The paper, titled “Who Sold During the Crash of 2008-9? Evidence from Tax-Return Data on Daily Sales of Stock,” was co-authored by Reck, his fellow doctoral candidate Bryan Stuart, Michigan economics professors Stefan Nagel and Joel Slemrod, Ohio State accounting professor Jeffrey Hoopes and IRS research analyst Patrick Langtieg.

While the IRS data provided new means for assessing who unloaded equities during the crisis, it doesn’t give a complete picture, the authors note. Absent from the numbers are share purchases, which would provide net selling data. It’s also possible that people increase levels of selling from non-taxable retirement accounts during crises.

So were people who sold during the 2008 rout guilty of a behavioral bias involving market timing or just good traders? Both could be true. Someone selling early in the plunge avoided at least part of the biggest equity wipeout since 1937, which saw the S&P 500 plummet 57 percent.

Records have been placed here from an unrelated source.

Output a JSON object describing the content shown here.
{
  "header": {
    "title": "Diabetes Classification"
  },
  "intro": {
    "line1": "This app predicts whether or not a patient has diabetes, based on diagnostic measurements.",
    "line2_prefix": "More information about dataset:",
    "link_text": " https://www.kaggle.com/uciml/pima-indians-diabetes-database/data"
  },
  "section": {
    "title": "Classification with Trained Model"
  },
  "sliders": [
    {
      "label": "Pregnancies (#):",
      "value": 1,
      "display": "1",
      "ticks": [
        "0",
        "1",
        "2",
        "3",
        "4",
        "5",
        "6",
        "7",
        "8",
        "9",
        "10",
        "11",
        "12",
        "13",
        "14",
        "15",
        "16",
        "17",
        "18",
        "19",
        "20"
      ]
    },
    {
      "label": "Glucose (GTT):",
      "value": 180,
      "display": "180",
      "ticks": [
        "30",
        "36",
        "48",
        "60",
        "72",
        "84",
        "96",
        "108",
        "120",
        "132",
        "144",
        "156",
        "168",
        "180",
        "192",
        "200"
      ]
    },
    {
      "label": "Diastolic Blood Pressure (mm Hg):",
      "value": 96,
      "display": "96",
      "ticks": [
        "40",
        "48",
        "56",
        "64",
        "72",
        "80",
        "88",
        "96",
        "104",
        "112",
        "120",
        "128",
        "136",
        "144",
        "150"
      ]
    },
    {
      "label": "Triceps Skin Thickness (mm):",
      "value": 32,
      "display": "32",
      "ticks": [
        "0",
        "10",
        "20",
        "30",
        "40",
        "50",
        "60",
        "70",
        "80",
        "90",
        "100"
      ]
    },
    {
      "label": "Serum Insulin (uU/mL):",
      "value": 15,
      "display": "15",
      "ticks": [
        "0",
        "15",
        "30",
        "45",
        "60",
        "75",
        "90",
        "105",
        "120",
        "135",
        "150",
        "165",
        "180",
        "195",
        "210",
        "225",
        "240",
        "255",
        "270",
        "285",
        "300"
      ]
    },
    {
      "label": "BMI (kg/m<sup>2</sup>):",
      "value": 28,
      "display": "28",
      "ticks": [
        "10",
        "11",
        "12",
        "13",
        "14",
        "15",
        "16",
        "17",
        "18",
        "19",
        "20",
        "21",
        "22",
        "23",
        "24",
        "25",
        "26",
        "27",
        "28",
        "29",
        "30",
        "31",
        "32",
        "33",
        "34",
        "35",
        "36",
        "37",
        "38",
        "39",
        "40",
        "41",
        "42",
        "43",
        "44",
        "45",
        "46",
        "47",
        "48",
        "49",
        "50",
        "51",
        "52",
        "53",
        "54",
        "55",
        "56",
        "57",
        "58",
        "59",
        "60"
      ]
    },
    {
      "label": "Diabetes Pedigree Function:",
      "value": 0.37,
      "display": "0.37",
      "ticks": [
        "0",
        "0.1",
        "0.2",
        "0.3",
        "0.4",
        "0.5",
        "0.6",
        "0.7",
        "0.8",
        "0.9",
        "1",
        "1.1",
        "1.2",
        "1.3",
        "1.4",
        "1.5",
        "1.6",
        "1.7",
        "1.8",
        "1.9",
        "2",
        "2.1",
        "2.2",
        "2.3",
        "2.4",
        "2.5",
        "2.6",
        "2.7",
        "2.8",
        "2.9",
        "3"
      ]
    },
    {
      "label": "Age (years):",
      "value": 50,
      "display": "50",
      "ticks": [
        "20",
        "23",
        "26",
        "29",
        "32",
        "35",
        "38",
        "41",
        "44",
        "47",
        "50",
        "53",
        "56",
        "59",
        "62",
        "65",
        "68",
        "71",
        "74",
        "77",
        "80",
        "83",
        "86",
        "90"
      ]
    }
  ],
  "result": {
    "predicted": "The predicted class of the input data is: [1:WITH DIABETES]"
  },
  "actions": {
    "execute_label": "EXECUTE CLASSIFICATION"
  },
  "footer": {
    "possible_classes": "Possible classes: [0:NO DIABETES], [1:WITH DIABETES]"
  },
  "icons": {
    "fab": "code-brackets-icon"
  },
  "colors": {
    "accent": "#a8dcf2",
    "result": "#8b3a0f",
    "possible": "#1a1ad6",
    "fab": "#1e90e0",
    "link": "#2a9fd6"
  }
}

At the same time, holding stocks since the 2007 peak hasn’t been a money-losing proposition. The S&P 500 has posted annualized return of almost 6 percent since the high point in October 2007.

“At this point it’s too early to tell whether market timing has been successful,” Reck said. “We have the data -- we know what they sold and we can tie it to historical stock prices. But right now, we’re not conclusive one way or the other.”